In [1]:
import sys
sys.path.append('/mnt/lovit/git/soynlp/')

import soynlp
from soynlp.utils import EojeolCounter
from soynlp.utils import DoublespaceLineCorpus
from konlpy.tag import Komoran

corpus_path = '/mnt/lovit/works/fastcampus_text_ml/1st/data/corpus_10days/news/2016-10-20_article_all_normed.txt'
corpus = DoublespaceLineCorpus(corpus_path, iter_sent=True)

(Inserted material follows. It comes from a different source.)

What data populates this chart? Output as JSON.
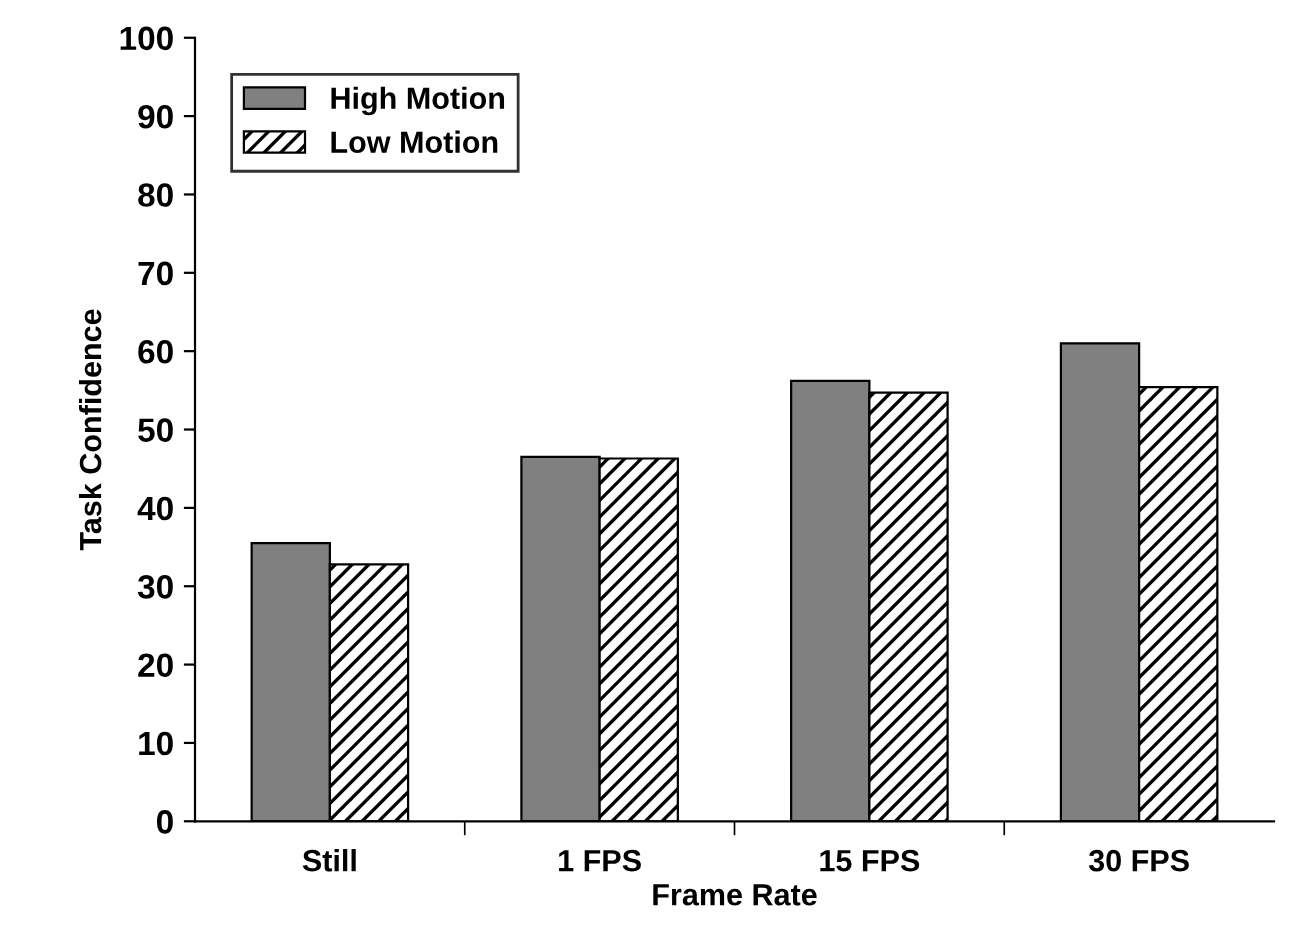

# for loading corpus on buffer memory
for sent in corpus:
    continue

In [2]:
# for load komoran
komoran = Komoran()
komoran.pos('테스트문장입니다')

[('테스트', 'NNG'), ('문장', 'NNG'), ('이', 'VCP'), ('ㅂ니다', 'EC')]

In [5]:
import time
process_time = time.time()
for i, sent in enumerate(corpus):
    komoran.pos(sent)
    if i % 1000 == 999:
        print('\rprocessing ... {} sents'.format(i+1), end='')
process_time = time.time() - process_time
print('\rbase model process time = {} sec'.format(process_time))

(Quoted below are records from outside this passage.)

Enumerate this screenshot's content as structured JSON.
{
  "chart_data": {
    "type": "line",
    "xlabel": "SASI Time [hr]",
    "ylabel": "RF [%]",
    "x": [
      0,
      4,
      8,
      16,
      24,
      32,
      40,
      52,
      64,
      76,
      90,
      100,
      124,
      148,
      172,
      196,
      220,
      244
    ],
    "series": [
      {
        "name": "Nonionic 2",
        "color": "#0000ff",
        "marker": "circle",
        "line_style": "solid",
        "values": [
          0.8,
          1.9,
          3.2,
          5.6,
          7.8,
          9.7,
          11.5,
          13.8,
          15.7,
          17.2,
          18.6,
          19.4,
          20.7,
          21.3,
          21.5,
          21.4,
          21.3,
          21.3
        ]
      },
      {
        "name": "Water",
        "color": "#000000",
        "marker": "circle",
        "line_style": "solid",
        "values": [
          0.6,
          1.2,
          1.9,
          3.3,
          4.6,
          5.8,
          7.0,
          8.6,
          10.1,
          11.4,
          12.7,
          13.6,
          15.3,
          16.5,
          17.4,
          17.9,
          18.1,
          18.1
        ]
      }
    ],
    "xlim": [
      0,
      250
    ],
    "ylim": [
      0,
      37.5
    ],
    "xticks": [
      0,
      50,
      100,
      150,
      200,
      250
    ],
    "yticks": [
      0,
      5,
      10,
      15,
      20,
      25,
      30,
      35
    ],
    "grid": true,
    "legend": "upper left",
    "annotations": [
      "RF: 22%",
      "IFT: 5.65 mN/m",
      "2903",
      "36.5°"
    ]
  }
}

base model process time = 121.86695957183838 sec


In [6]:
eojeol_counter = EojeolCounter(corpus)

In [11]:
from collections import defaultdict

class PreanalyzedTagger:
    def __init__(self, base_tagger):
        self.base_tagger = base_tagger
        self.preanalyzed = {}

    def pos(self, sent):
        return [word for eojeol in sent.split() for word in self._pos(eojeol)]

    def _pos(self, eojeol):
        if eojeol in self.preanalyzed:
            return self.preanalyzed[eojeol]
        else:
            words = tuple(self.base_tagger.pos(eojeol))
            self.preanalyzed[eojeol] = words
            return words

preanalyzed_tagger = PreanalyzedTagger(komoran)

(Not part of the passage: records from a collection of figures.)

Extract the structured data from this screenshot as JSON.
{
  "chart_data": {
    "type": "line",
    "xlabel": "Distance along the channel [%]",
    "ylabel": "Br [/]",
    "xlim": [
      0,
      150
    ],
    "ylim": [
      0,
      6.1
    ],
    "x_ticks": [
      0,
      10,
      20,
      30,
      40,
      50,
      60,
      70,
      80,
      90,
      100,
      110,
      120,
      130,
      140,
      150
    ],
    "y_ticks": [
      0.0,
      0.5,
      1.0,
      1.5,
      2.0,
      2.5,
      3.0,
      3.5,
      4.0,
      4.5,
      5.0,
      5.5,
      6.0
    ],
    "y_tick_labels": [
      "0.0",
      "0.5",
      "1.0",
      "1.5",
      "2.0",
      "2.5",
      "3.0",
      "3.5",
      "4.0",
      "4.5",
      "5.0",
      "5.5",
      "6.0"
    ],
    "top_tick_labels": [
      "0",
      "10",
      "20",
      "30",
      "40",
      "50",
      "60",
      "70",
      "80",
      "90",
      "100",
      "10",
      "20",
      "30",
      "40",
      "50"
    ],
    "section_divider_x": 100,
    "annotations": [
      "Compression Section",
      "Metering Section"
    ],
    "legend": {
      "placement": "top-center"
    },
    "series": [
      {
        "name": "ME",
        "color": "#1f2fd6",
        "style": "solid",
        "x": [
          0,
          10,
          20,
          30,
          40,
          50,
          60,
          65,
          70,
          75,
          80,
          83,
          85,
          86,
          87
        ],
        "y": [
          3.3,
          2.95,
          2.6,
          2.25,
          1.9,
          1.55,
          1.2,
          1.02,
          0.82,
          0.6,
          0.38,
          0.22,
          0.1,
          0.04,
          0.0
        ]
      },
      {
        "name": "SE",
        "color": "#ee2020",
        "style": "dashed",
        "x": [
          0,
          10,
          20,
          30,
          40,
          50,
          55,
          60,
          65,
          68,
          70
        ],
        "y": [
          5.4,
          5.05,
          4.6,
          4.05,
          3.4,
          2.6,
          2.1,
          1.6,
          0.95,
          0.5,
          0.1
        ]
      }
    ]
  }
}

process_time = time.time()
for i, sent in enumerate(corpus):
    preanalyzed_tagger.pos(sent)
    if i % 1000 == 999:
        print('\rprocessing ... {} sents'.format(i+1), end='')
process_time = time.time() - process_time
print('\rpreanalyzed model process time = {} sec'.format(process_time))

preanalyzed model process time = 40.99457621574402 sec


In [12]:
process_time = time.time()
for i, sent in enumerate(corpus):
    preanalyzed_tagger.pos(sent)
    if i % 1000 == 999:
        print('\rprocessing ... {} sents'.format(i+1), end='')
process_time = time.time() - process_time
print('\rall eojeol analyzed model process time = {} sec'.format(process_time))

all eojeol analyzed model process time = 3.2747089862823486 sec


In [13]:
answers = [komoran.pos(sent) for sent in corpus]
tests = [preanalyzed_tagger.pos(sent) for sent in corpus]

In [15]:
len(answers), len(tests)

(223357, 223357)

In [19]:
n_recovery = 0
n_difference = 0
for answer, test in zip(answers, tests):
    test = set(test)
    for answer_i in answer:
        if answer_i in test:
            n_recovery += 1
        else:
            n_difference += 1
print(n_recovery / (n_recovery + n_difference))

0.9938027020710959